JPH03126346A - Packet composing system - Google Patents

Abstract

PURPOSE:To attain packet composition processing in a short processing time by distributing logic channels depending on logic channel identification information included in each packet during the reception of each division packet. CONSTITUTION:The system is provided with plural buffer memories 113 assigned for each logic channel and a means 112 distributing a received packet 3 for each logic channel to the buffer memories 113. The distribution means 112 divides a split packet 3 for each logical channel by logical channel identification information included in the packet 3 during the reception of the divided packet 3 and the split packet 3 subject to logical multiplex is composed into a variable length communication data 2 by each logic channel. Thus, the processing time is reduced and the packet composition buffer memory is used effectively by the required quantity and the packet composition processing is implemented economically.

Description

[Detailed Description of the Invention] [Field of Industrial Application] The present invention relates to a packet assembly method that enables processing of packet assembly each time a packet arrives in a receiving (J-side, T-control device). .
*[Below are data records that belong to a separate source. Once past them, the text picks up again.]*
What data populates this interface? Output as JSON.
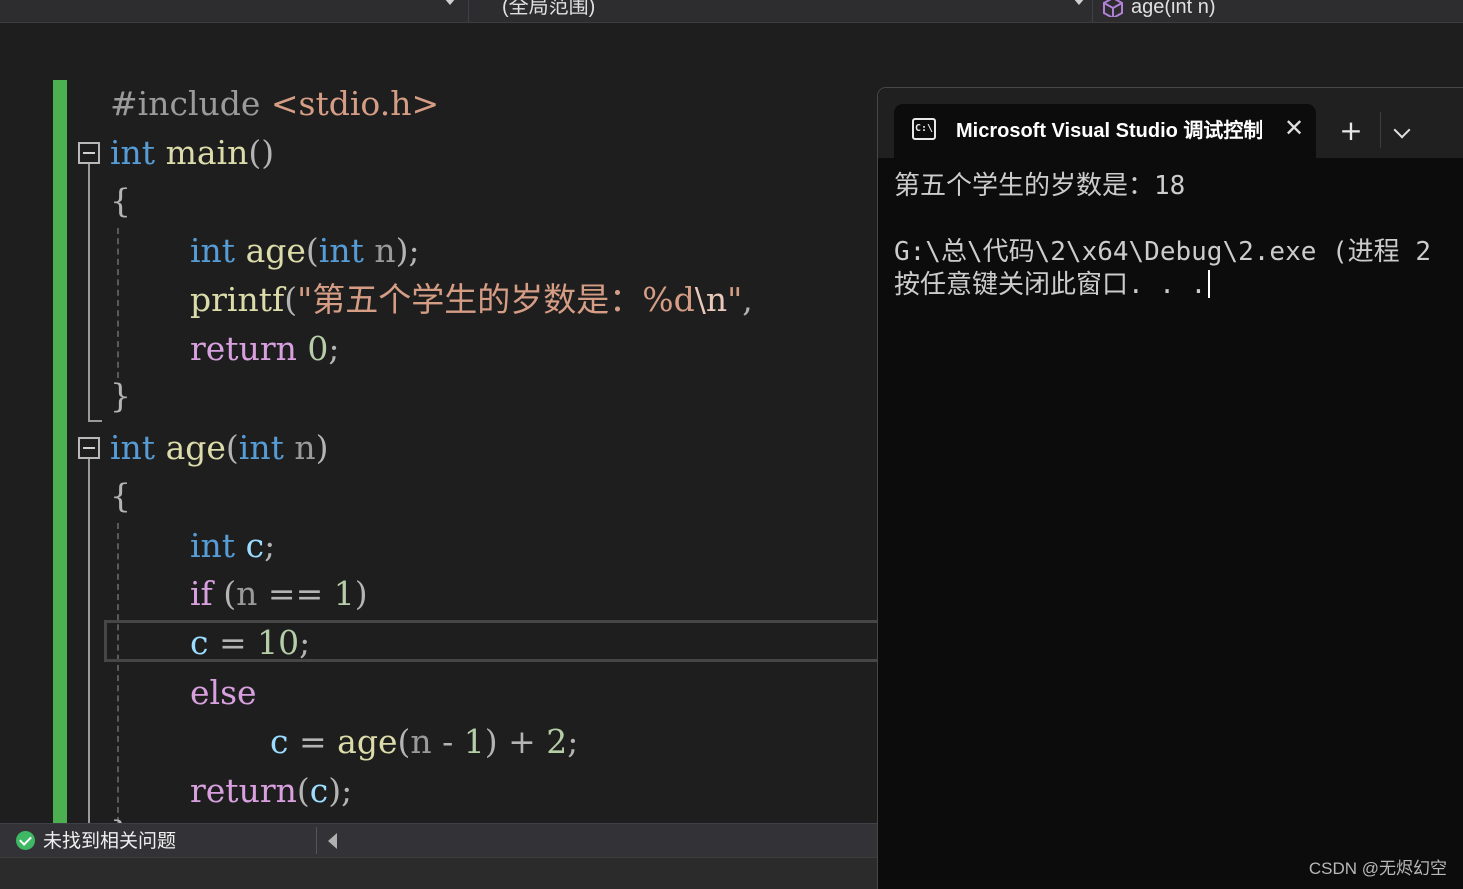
{
  "navbar": {
    "scope_label": "(全局范围)",
    "member_label": "age(int n)",
    "member_icon": "cube-icon"
  },
  "editor": {
    "lines": {
      "l1": {
        "pp": "#include ",
        "inc": "<stdio.h>"
      },
      "l2": {
        "type": "int",
        "name": "main",
        "paren": "()"
      },
      "l3": {
        "brace": "{"
      },
      "l4": {
        "type": "int",
        "name": "age",
        "open": "(",
        "ptype": "int",
        "param": "n",
        "close": ")",
        "semi": ";"
      },
      "l5": {
        "name": "printf",
        "open": "(",
        "str_a": "\"第五个学生的岁数是：%d",
        "esc": "\\n",
        "str_b": "\"",
        "comma": ","
      },
      "l6": {
        "kw": "return",
        "num": "0",
        "semi": ";"
      },
      "l7": {
        "brace": "}"
      },
      "l8": {
        "type": "int",
        "name": "age",
        "open": "(",
        "ptype": "int",
        "param": "n",
        "close": ")"
      },
      "l9": {
        "brace": "{"
      },
      "l10": {
        "type": "int",
        "var": "c",
        "semi": ";"
      },
      "l11": {
        "kw": "if",
        "open": "(",
        "var": "n",
        "op": "==",
        "num": "1",
        "close": ")"
      },
      "l12": {
        "var": "c",
        "op": "=",
        "num": "10",
        "semi": ";"
      },
      "l13": {
        "kw": "else"
      },
      "l14": {
        "var": "c",
        "op": "=",
        "name": "age",
        "open": "(",
        "param": "n",
        "minus": "-",
        "num1": "1",
        "close": ")",
        "plus": "+",
        "num2": "2",
        "semi": ";"
      },
      "l15": {
        "kw": "return",
        "open": "(",
        "var": "c",
        "close": ")",
        "semi": ";"
      },
      "l16": {
        "brace": "}"
      }
    }
  },
  "status": {
    "issues_text": "未找到相关问题",
    "icon": "check-circle-icon"
  },
  "terminal": {
    "tab_title": "Microsoft Visual Studio 调试控制台",
    "icon": "console-icon",
    "icon_glyph": "C:\\",
    "close_glyph": "✕",
    "new_tab_glyph": "+",
    "output": {
      "line1": "第五个学生的岁数是：18",
      "line2": "",
      "line3": "G:\\总\\代码\\2\\x64\\Debug\\2.exe (进程 2",
      "line4": "按任意键关闭此窗口. . ."
    }
  },
  "watermark": "CSDN @无烬幻空",
  "colors": {
    "keyword": "#569cd6",
    "control": "#d8a0df",
    "function": "#dcdcaa",
    "parameter": "#9a9a9a",
    "variable": "#9cdcfe",
    "number": "#b5cea8",
    "string": "#d69d85",
    "change_bar": "#4caf50"
  }
}
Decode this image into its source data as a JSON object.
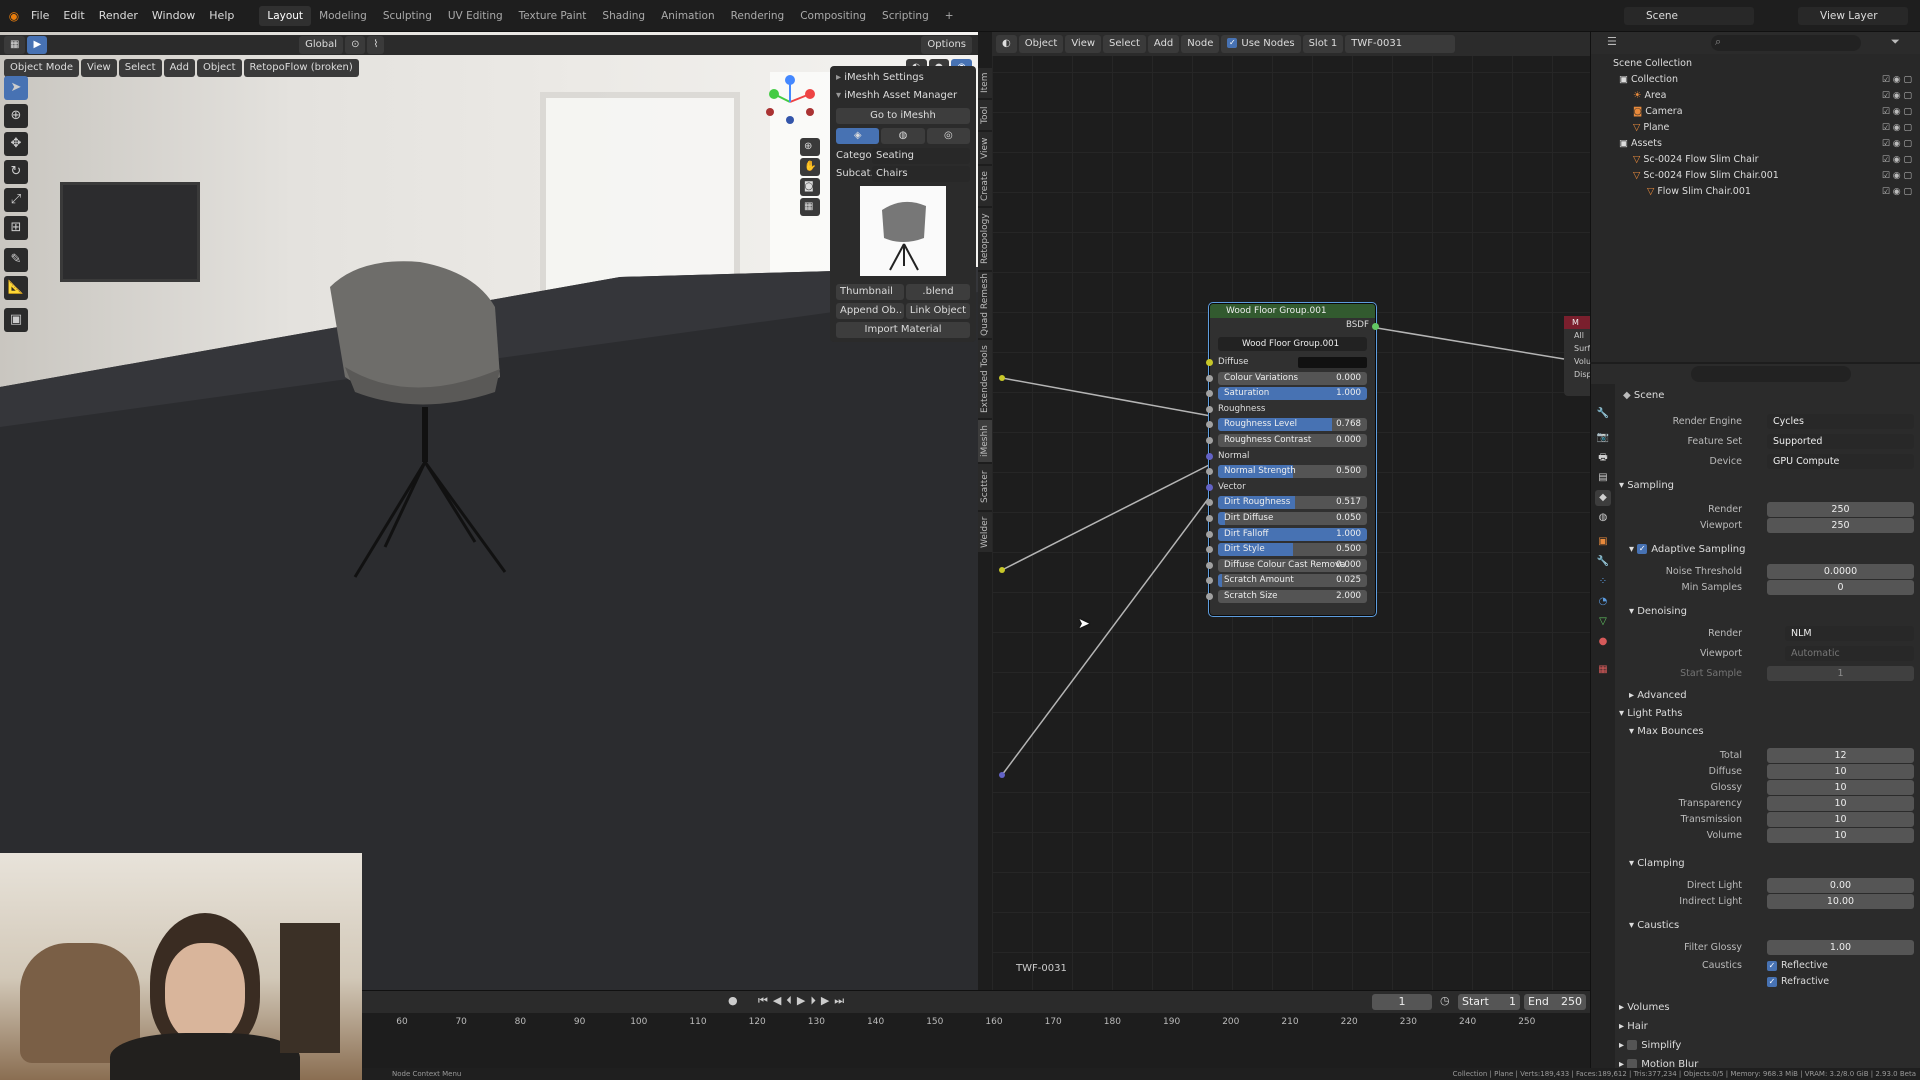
{
  "topbar": {
    "menus": [
      "File",
      "Edit",
      "Render",
      "Window",
      "Help"
    ],
    "workspaces": [
      "Layout",
      "Modeling",
      "Sculpting",
      "UV Editing",
      "Texture Paint",
      "Shading",
      "Animation",
      "Rendering",
      "Compositing",
      "Scripting"
    ],
    "active_workspace": "Layout",
    "add_tab": "+",
    "scene": "Scene",
    "view_layer": "View Layer"
  },
  "viewport": {
    "mode": "Object Mode",
    "menus": [
      "View",
      "Select",
      "Add",
      "Object"
    ],
    "retopo": "RetopoFlow (broken)",
    "orientation": "Global",
    "options": "Options",
    "side_tabs": [
      "Item",
      "Tool",
      "View",
      "Create",
      "Retopology",
      "Quad Remesh",
      "Extended Tools",
      "iMeshh",
      "Scatter",
      "Welder"
    ]
  },
  "imeshh": {
    "settings_title": "iMeshh Settings",
    "manager_title": "iMeshh Asset Manager",
    "goto_label": "Go to iMeshh",
    "category_label": "Catego..",
    "category_value": "Seating",
    "subcategory_label": "Subcat..",
    "subcategory_value": "Chairs",
    "thumbnail_label": "Thumbnail",
    "blend_label": ".blend",
    "append_label": "Append Ob..",
    "link_label": "Link Object",
    "import_label": "Import Material"
  },
  "node_editor": {
    "object_label": "Object",
    "menus": [
      "View",
      "Select",
      "Add",
      "Node"
    ],
    "use_nodes": "Use Nodes",
    "slot": "Slot 1",
    "material": "TWF-0031",
    "footer_label": "TWF-0031",
    "out_node_label": "M",
    "out_node_rows": [
      "All",
      "Surf",
      "Volu",
      "Disp"
    ]
  },
  "node": {
    "title": "Wood Floor Group.001",
    "output": "BSDF",
    "group_name": "Wood Floor Group.001",
    "rows": [
      {
        "label": "Diffuse",
        "type": "socket"
      },
      {
        "label": "Colour Variations",
        "value": "0.000",
        "fill": 0
      },
      {
        "label": "Saturation",
        "value": "1.000",
        "fill": 1
      },
      {
        "label": "Roughness",
        "type": "socket"
      },
      {
        "label": "Roughness Level",
        "value": "0.768",
        "fill": 0.768
      },
      {
        "label": "Roughness Contrast",
        "value": "0.000",
        "fill": 0
      },
      {
        "label": "Normal",
        "type": "socket"
      },
      {
        "label": "Normal Strength",
        "value": "0.500",
        "fill": 0.5
      },
      {
        "label": "Vector",
        "type": "socket"
      },
      {
        "label": "Dirt Roughness",
        "value": "0.517",
        "fill": 0.517
      },
      {
        "label": "Dirt Diffuse",
        "value": "0.050",
        "fill": 0.05
      },
      {
        "label": "Dirt Falloff",
        "value": "1.000",
        "fill": 1
      },
      {
        "label": "Dirt Style",
        "value": "0.500",
        "fill": 0.5
      },
      {
        "label": "Diffuse Colour Cast Remova",
        "value": "0.000",
        "fill": 0
      },
      {
        "label": "Scratch Amount",
        "value": "0.025",
        "fill": 0.025
      },
      {
        "label": "Scratch Size",
        "value": "2.000",
        "fill": 0
      }
    ]
  },
  "outliner": {
    "title": "Scene Collection",
    "rows": [
      {
        "label": "Collection",
        "level": 1
      },
      {
        "label": "Area",
        "level": 2
      },
      {
        "label": "Camera",
        "level": 2
      },
      {
        "label": "Plane",
        "level": 2
      },
      {
        "label": "Assets",
        "level": 1
      },
      {
        "label": "Sc-0024 Flow Slim Chair",
        "level": 2
      },
      {
        "label": "Sc-0024 Flow Slim Chair.001",
        "level": 2
      },
      {
        "label": "Flow Slim Chair.001",
        "level": 3
      }
    ]
  },
  "properties": {
    "context": "Scene",
    "render_engine_label": "Render Engine",
    "render_engine": "Cycles",
    "feature_set_label": "Feature Set",
    "feature_set": "Supported",
    "device_label": "Device",
    "device": "GPU Compute",
    "sampling": "Sampling",
    "render_label": "Render",
    "render_samples": "250",
    "viewport_label": "Viewport",
    "viewport_samples": "250",
    "adaptive": "Adaptive Sampling",
    "noise_label": "Noise Threshold",
    "noise": "0.0000",
    "min_samples_label": "Min Samples",
    "min_samples": "0",
    "denoising": "Denoising",
    "den_render_label": "Render",
    "den_render": "NLM",
    "den_viewport_label": "Viewport",
    "den_viewport": "Automatic",
    "start_sample_label": "Start Sample",
    "start_sample": "1",
    "advanced": "Advanced",
    "light_paths": "Light Paths",
    "max_bounces": "Max Bounces",
    "bounces": [
      {
        "label": "Total",
        "value": "12"
      },
      {
        "label": "Diffuse",
        "value": "10"
      },
      {
        "label": "Glossy",
        "value": "10"
      },
      {
        "label": "Transparency",
        "value": "10"
      },
      {
        "label": "Transmission",
        "value": "10"
      },
      {
        "label": "Volume",
        "value": "10"
      }
    ],
    "clamping": "Clamping",
    "direct_label": "Direct Light",
    "direct": "0.00",
    "indirect_label": "Indirect Light",
    "indirect": "10.00",
    "caustics": "Caustics",
    "filter_glossy_label": "Filter Glossy",
    "filter_glossy": "1.00",
    "caustics_label": "Caustics",
    "reflective": "Reflective",
    "refractive": "Refractive",
    "volumes": "Volumes",
    "hair": "Hair",
    "simplify": "Simplify",
    "motion_blur": "Motion Blur"
  },
  "timeline": {
    "frame": "1",
    "start_label": "Start",
    "start": "1",
    "end_label": "End",
    "end": "250",
    "ticks": [
      "60",
      "70",
      "80",
      "90",
      "100",
      "110",
      "120",
      "130",
      "140",
      "150",
      "160",
      "170",
      "180",
      "190",
      "200",
      "210",
      "220",
      "230",
      "240",
      "250"
    ]
  },
  "statusbar": {
    "left": "Node Context Menu",
    "right": "Collection | Plane | Verts:189,433 | Faces:189,612 | Tris:377,234 | Objects:0/5 | Memory: 968.3 MiB | VRAM: 3.2/8.0 GiB | 2.93.0 Beta"
  },
  "colors": {
    "accent": "#4772b3",
    "node_header": "#325a2f",
    "socket_yellow": "#c7c729",
    "socket_purple": "#6363c7",
    "socket_green": "#63c763"
  }
}
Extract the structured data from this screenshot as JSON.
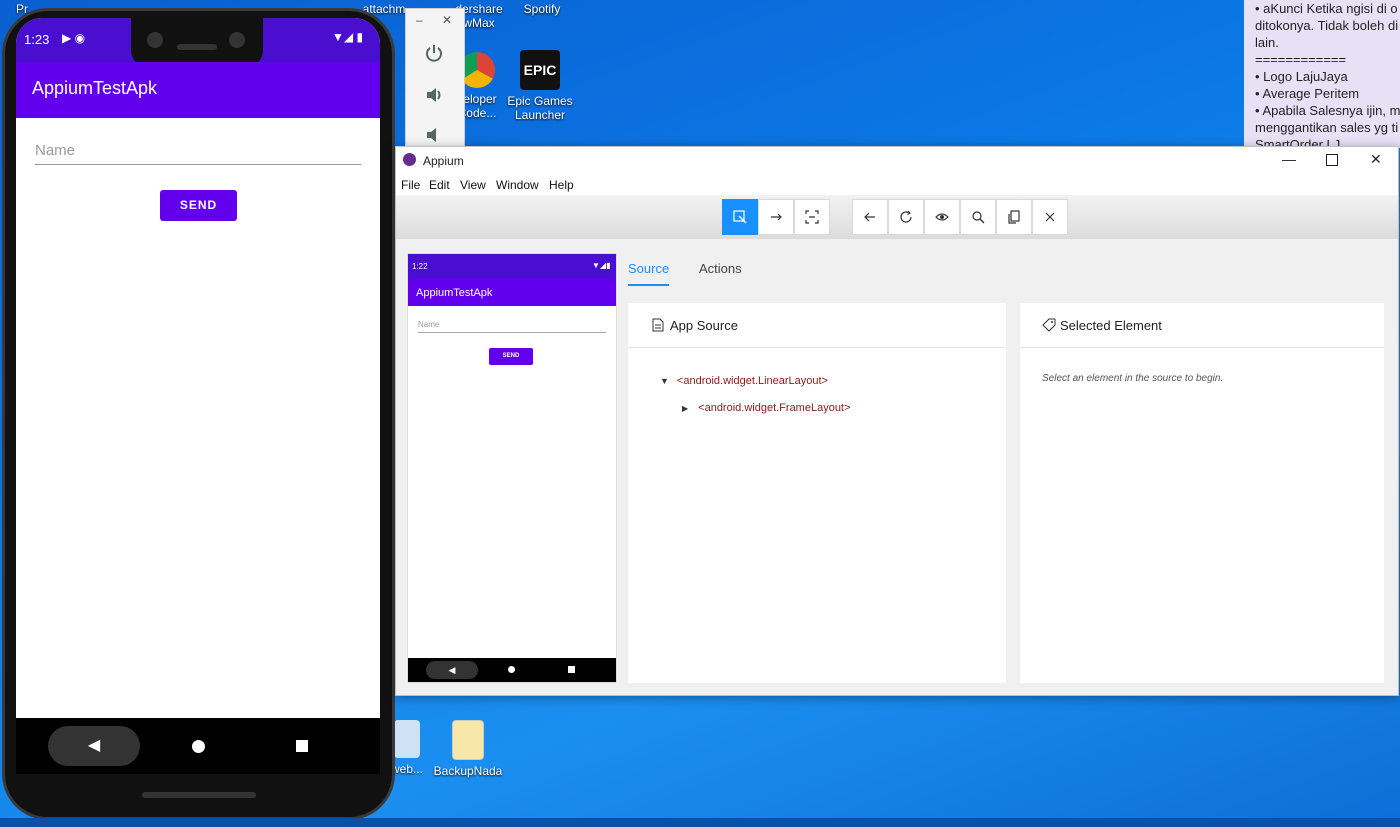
{
  "desktop": {
    "top_labels": [
      "Pr",
      "attachm",
      "dershare wMax",
      "Spotify"
    ],
    "icons": [
      {
        "label": "Epic Games Launcher",
        "icon": "epic-games-icon"
      },
      {
        "label": "veloper Code...",
        "icon": "chrome-icon"
      },
      {
        "label": "BackupNada",
        "icon": "file-icon"
      },
      {
        "label": "web...",
        "icon": "notepad-icon"
      }
    ],
    "sticky_note": "• aKunci Ketika ngisi di o\nditokonya. Tidak boleh di\nlain.\n============\n• Logo LajuJaya\n• Average Peritem\n• Apabila Salesnya ijin, m\nmenggantikan sales yg ti\nSmartOrder LJ"
  },
  "phone": {
    "time": "1:23",
    "app_title": "AppiumTestApk",
    "name_placeholder": "Name",
    "send_label": "SEND"
  },
  "appium": {
    "title": "Appium",
    "menu": [
      "File",
      "Edit",
      "View",
      "Window",
      "Help"
    ],
    "toolbar_group1": [
      "select-elements-icon",
      "swipe-icon",
      "tap-icon"
    ],
    "toolbar_group2": [
      "back-icon",
      "refresh-icon",
      "eye-icon",
      "search-icon",
      "copy-icon",
      "close-icon"
    ],
    "mini_phone": {
      "time": "1:22",
      "app_title": "AppiumTestApk",
      "name_placeholder": "Name",
      "send_label": "SEND"
    },
    "tabs": {
      "source": "Source",
      "actions": "Actions"
    },
    "app_source": {
      "header": "App Source",
      "nodes": [
        "<android.widget.LinearLayout>",
        "<android.widget.FrameLayout>"
      ]
    },
    "selected_element": {
      "header": "Selected Element",
      "hint": "Select an element in the source to begin."
    }
  },
  "colors": {
    "accent": "#6200ee",
    "status": "#4a0ed1",
    "appium_blue": "#1890ff",
    "tree_text": "#8b1a1a"
  }
}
[Prior art 1] In packet communication, variable-length communication data is divided into a plurality of maximum-length fixed packet data and transmitted to the communication partner, and the divided packet data received from the communication phase-F side is It has a function of combining and assembling significant communication data of variable length. Additionally, control is performed to perform multiplex communication using logical channels with multiple communication partners simultaneously on the same physical line.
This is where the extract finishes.